Skateboard Maker Loses Suit Against Insurer

     (CN) – An insurer for the makers of the two-wheeled “Wave” skateboard need not defend them in a trademark dispute, the 9th Circuit ruled Tuesday.
     Street Surfing LLC introduced the distinctive inline skateboard in 2004 and quickly logged about $600,000 in sales. The company later sold accessories for the Wave, such as “Lime Green Street Surfing Wheels for The Wave,” and the “New Ultimate Street Surfer Wheel Set.”
     When the company secured insurance coverage from Great American E&S Insurance Co. in 2005, both its website and the logo on the “Wave” included the term “street surfing.”
     The trademark Streetsurfer belonged, however, to Rhyn Noll, a maker of surfboards and skateboards whose father is famed surfer Greg Noll. Rhyn had refused for years to sell his mark and sued Street Surfing in 2008 for trademark infringement.
     Street Surfing filed a claim with Great American to procure a defense against Noll, but the insurer denied it twice based on exclusions in the company’s policy that barred coverage for lawsuits related to intellectual property and trademarks.
     After Street Surfing settled with Noll in 2009, it sued Great American in Santa Ana. U.S. District Judge Andrew Guilford ruled for the insurer and a unanimous appeals panel affirmed on Tuesday.
     Great American was relieved of its duty to defend the company because of the “prior publication” exclusion in the policy, the three-judge panel found.
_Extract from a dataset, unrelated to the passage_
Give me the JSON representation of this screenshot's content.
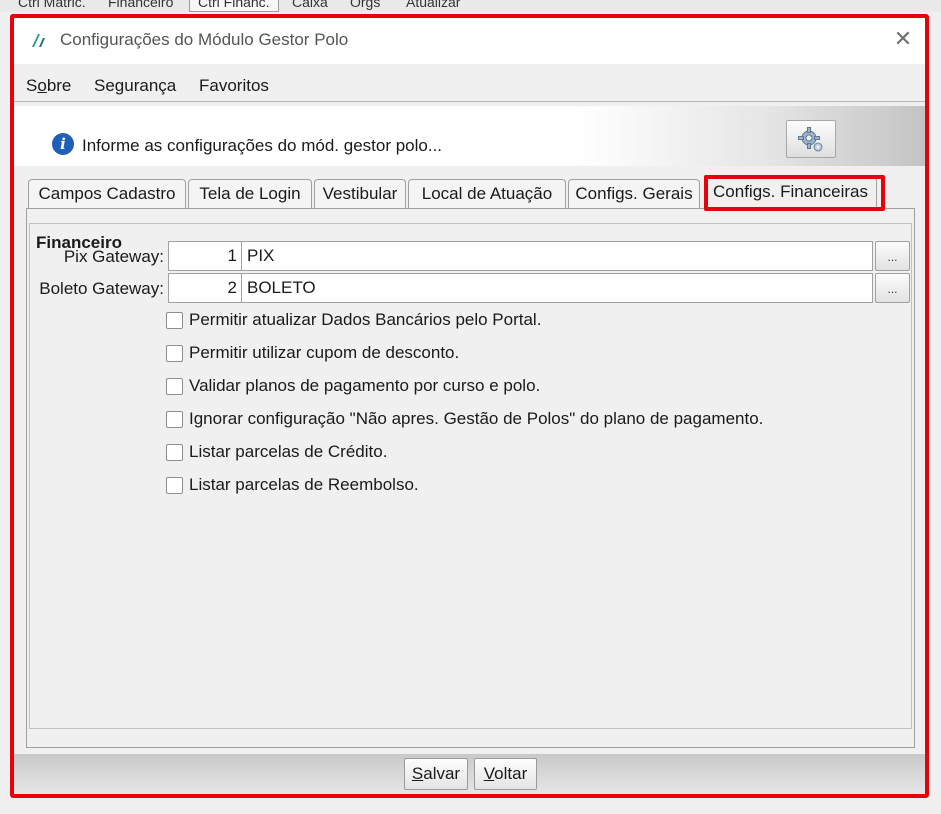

     “Because the logo advertisement predated coverage and used the term ‘Street Surfing,’ which the underlying complaint alleged was a wrongful use of Noll’s advertising idea, ‘Streetsurfer,’ the prior publication exclusion applies to any injuries arising from affixing the logo on the Wave during the coverage period,” Judge Raymond Fisher wrote for the Pasadena-based court.
     He added that, “at its core, this case involves a company that began a wrongful course of conduct, obtained insurance coverage, continued its course of conduct, then sought a defense from its insurer when the injured party sued.”